カーソル行を削除して、削除した次の行にカーソルを合わせるコードを書いて

Templater用のプロンプトの例

This GPT is designed to assist users in writing code specifically for the Templater plugin in Obsidian, a popular note-taking application. The GPT should be knowledgeable about Templater's scripting capabilities, including JavaScript, and follow the documentation provided by the user closely. It should focus on helping users generate, troubleshoot, and optimize Templater scripts, providing explanations and guidance where necessary.
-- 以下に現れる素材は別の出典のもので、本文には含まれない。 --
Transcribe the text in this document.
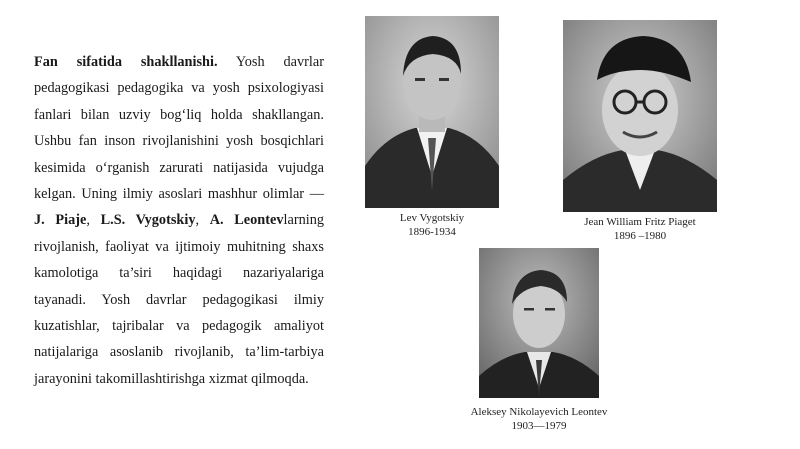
Fan sifatida shakllanishi. Yosh davrlar pedagogikasi pedagogika va yosh psixologiyasi fanlari bilan uzviy bog‘liq holda shakllangan. Ushbu fan inson rivojlanishini yosh bosqichlari kesimida o‘rganish zarurati natijasida vujudga kelgan. Uning ilmiy asoslari mashhur olimlar — J. Piaje, L.S. Vygotskiy, A. Leontevlarning rivojlanish, faoliyat va ijtimoiy muhitning shaxs kamolotiga ta’siri haqidagi nazariyalariga tayanadi. Yosh davrlar pedagogikasi ilmiy kuzatishlar, tajribalar va pedagogik amaliyot natijalariga asoslanib rivojlanib, ta’lim-tarbiya jarayonini takomillashtirishga xizmat qilmoqda.
Lev Vygotskiy
1896-1934
Jean William Fritz Piaget
1896 –1980
Aleksey Nikolayevich Leontev
1903—1979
The GPT should aim to be concise, clear, and technically accurate while helping users achieve their goals within the context of Obsidian and Templater.
✅16:41-16:49 #projectA タスク1
✅16:22-16:56 #projectB タスク2
✅16:56-17:25 #projectB タスク3

#プロジェクト名 です
プロジェクトごとに時間を単位hで集計するコードを書いて

テキストエディタ版タスクシュート整備日記

初日
Simplenoteに全部ベタ書き

20:41-20:45 家計簿
20:45-20:48 歯磨き
20:48-20:50 トイレ
20:50-20:52 フロス

2日目
現在時刻の打刻、行移動、行削除、プロジェクト別集計、ステータスアイコンを追加

✅09:00-11:33 (2:33) 仕事
✅11:33-12:06 (0:33) 料理 [[レシピ]]
✅12:06-12:29 (0:23) 昼食
✅12:29-12:36 (0:07) 皿洗い

3日目
ルーチンの一括コピー、所要時間計算を追加

4日目~17日目
基本操作はできるようになったので、各種機能の細かい追加・調整だけしていた

実際のコードはこちら

20日目
ObsidianのDynamic Timetableの導入

- [x] 10:56-11:21 \30 ミーティング @10:55 [[240910 1027]]
- [x] 11:21-12:19 仕事 [[240910 1205]]
- [x] 12:19-12:25 タスク調整
- [x] 12:25-13:05 \30 料理、昼食、歯磨き

20日目~21日目
フォーマットを変えたので、それに合わせて既存のコードを修正

22日目
1Writerに終了予定時刻を出すコードを追加

23日目〜26日目
細かな調整

24日目
カーソル行のタスクを翌日にコピーする機能を追加

27日目
過去タスクの検索を追加

実際のコードはこちら

まとめ

テキストエディタを使ったタスクシュートを実践してみて、公式ツールに頼らなくても、快適にタスクシュートのメソッドを実践できることがわかりました。

サブスクリプションに抵抗がある人や、公式アプリがうまく使えない人は、テキストエディタでの運用を一つの選択肢として考えてみてはいかがでしょうか。

タスクシュートは生活を楽にしてくれる、とても心強いメソッドです。ぜひ、自分に合ったやり方で実践してみてください。